4. Why not to brag on Facebook
We all have those Facebook friends who are partial to a bit of showing off. Whether it’s their children’s numerous wonderful achievements, their shiny new car or a particularly photo-worthy meal they’re about to eat, nothing is above becoming the subject of a Facebook brag.
But here’s a warning to us all. Chantelle from Perth, Australia was thrilled when she placed a $20 bet on the Melbourne cup and won a whopping $900. She posted a triumphant selfie with her winning ticket before heading off to collect her cash – only for one of her Facebook “friends” to use the information on the ticket to steal her winnings.
The police have apparently tracked the person who collected the winnings and Chantelle is hopeful of getting her winnings back – but the moral of this story is, if you wouldn’t tell a stranger, don’t tell Facebook.
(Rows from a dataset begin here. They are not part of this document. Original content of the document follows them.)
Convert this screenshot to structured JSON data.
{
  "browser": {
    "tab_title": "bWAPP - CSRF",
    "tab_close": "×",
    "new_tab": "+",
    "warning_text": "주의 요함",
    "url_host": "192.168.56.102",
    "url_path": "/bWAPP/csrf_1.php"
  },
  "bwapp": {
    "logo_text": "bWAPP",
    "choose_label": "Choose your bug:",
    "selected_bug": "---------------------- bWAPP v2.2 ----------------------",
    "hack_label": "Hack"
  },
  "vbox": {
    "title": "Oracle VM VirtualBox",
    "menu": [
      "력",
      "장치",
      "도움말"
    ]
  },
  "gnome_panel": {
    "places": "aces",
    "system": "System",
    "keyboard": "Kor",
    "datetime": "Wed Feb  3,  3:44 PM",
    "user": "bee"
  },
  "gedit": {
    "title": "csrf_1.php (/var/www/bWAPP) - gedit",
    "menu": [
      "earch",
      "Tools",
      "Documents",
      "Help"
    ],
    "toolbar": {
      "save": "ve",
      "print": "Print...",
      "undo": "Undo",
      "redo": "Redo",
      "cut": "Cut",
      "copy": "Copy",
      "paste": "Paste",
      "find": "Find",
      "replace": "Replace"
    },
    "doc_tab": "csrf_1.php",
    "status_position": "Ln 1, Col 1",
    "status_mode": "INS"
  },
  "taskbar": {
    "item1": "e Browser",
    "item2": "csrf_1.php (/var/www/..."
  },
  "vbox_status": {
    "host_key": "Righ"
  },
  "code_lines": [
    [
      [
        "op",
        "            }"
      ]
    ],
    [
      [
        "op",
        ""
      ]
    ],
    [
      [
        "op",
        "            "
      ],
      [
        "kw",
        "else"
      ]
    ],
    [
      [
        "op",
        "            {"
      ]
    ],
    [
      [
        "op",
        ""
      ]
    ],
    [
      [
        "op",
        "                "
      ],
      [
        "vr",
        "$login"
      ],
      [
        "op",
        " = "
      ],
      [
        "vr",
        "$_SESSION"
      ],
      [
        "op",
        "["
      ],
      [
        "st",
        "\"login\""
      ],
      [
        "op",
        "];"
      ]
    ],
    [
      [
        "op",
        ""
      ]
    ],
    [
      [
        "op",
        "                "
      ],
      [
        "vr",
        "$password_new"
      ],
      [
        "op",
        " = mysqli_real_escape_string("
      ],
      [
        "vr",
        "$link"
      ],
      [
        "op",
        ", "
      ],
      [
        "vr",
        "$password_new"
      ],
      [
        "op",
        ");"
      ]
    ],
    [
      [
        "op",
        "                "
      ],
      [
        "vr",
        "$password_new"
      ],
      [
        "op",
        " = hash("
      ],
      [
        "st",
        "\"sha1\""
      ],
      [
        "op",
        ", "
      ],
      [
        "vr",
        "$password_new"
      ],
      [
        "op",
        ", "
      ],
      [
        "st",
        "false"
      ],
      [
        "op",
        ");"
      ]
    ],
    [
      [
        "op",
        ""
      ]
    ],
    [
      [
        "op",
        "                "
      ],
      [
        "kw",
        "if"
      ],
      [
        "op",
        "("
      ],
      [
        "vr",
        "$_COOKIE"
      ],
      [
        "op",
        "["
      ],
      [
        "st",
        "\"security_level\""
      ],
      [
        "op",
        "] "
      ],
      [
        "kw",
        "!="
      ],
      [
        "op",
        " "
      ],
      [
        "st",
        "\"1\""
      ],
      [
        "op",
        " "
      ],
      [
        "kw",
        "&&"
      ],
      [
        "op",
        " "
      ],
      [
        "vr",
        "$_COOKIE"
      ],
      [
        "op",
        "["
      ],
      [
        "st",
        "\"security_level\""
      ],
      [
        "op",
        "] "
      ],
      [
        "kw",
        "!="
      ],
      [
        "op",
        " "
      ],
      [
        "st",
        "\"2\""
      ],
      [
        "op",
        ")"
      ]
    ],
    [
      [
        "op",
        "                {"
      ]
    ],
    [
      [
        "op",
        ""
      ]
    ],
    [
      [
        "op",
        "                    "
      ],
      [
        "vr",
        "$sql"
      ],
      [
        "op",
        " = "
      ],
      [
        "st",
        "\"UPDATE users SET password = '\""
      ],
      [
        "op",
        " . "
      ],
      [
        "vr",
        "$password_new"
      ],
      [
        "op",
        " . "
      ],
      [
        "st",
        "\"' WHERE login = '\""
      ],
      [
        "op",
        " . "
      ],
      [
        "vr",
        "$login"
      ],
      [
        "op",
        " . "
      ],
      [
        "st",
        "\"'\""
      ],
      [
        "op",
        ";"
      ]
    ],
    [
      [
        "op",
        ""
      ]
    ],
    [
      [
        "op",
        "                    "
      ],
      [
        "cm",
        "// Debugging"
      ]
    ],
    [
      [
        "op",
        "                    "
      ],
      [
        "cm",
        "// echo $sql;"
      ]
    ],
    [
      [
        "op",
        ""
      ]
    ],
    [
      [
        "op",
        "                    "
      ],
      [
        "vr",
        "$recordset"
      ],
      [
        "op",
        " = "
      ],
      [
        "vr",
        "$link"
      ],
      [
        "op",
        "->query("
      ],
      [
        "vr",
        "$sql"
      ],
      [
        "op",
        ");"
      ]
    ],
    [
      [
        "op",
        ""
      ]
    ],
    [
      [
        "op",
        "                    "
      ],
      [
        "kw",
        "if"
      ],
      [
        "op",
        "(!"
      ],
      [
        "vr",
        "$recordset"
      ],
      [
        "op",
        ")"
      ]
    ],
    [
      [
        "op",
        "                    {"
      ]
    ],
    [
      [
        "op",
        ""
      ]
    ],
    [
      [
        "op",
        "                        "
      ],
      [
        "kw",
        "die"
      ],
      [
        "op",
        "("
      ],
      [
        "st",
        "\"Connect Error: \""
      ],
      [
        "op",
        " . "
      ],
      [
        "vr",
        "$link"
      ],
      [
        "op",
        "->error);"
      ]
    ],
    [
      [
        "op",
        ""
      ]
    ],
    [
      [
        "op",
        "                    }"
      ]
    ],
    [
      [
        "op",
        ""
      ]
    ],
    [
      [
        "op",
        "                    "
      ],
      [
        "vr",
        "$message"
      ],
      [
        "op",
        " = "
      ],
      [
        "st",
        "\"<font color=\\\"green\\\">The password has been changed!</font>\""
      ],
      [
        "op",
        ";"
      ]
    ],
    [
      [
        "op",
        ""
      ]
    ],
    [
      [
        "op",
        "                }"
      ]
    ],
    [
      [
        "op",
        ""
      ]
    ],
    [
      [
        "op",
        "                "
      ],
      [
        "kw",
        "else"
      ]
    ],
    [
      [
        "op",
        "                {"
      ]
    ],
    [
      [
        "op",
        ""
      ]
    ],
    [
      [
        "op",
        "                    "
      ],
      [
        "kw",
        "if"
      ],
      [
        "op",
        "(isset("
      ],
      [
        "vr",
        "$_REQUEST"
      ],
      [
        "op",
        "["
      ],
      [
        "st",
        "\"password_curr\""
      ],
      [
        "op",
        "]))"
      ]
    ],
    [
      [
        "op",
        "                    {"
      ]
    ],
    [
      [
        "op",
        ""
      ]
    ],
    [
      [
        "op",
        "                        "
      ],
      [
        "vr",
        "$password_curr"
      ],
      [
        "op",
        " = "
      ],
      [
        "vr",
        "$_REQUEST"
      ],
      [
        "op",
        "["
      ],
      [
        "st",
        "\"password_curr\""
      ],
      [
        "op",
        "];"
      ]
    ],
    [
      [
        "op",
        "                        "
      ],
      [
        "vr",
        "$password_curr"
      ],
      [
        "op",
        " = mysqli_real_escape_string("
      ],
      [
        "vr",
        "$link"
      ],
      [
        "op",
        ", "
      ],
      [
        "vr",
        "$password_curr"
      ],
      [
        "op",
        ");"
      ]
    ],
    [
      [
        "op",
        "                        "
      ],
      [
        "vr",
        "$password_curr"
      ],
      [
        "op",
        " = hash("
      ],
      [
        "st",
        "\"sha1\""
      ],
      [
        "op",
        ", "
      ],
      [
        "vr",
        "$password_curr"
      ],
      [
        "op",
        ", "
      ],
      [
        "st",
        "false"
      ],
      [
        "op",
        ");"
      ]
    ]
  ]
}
5. Who Tesco are recruiting
Tesco are advertising for probably their most unusual job – Christmas Tree Light Untangler. They’re going to be hiring someone to take on probably the world’s most frustrating job in the four weeks leading up to Christmas – and requirements are an ability to untangle a set of Christmas tree lights in three minutes or less, a passion for Christmas and good people skills.
The idea is to provide a service where people can bring in their tangled up lights for Tesco’s designated Light Untangler to tackle one of the worst things about Christmas in an effort to reduce festive season stress. So if you’re already dreading digging out the Christmas decorations, fear not!
Could this be the end to all Christmas-tree related arguments?!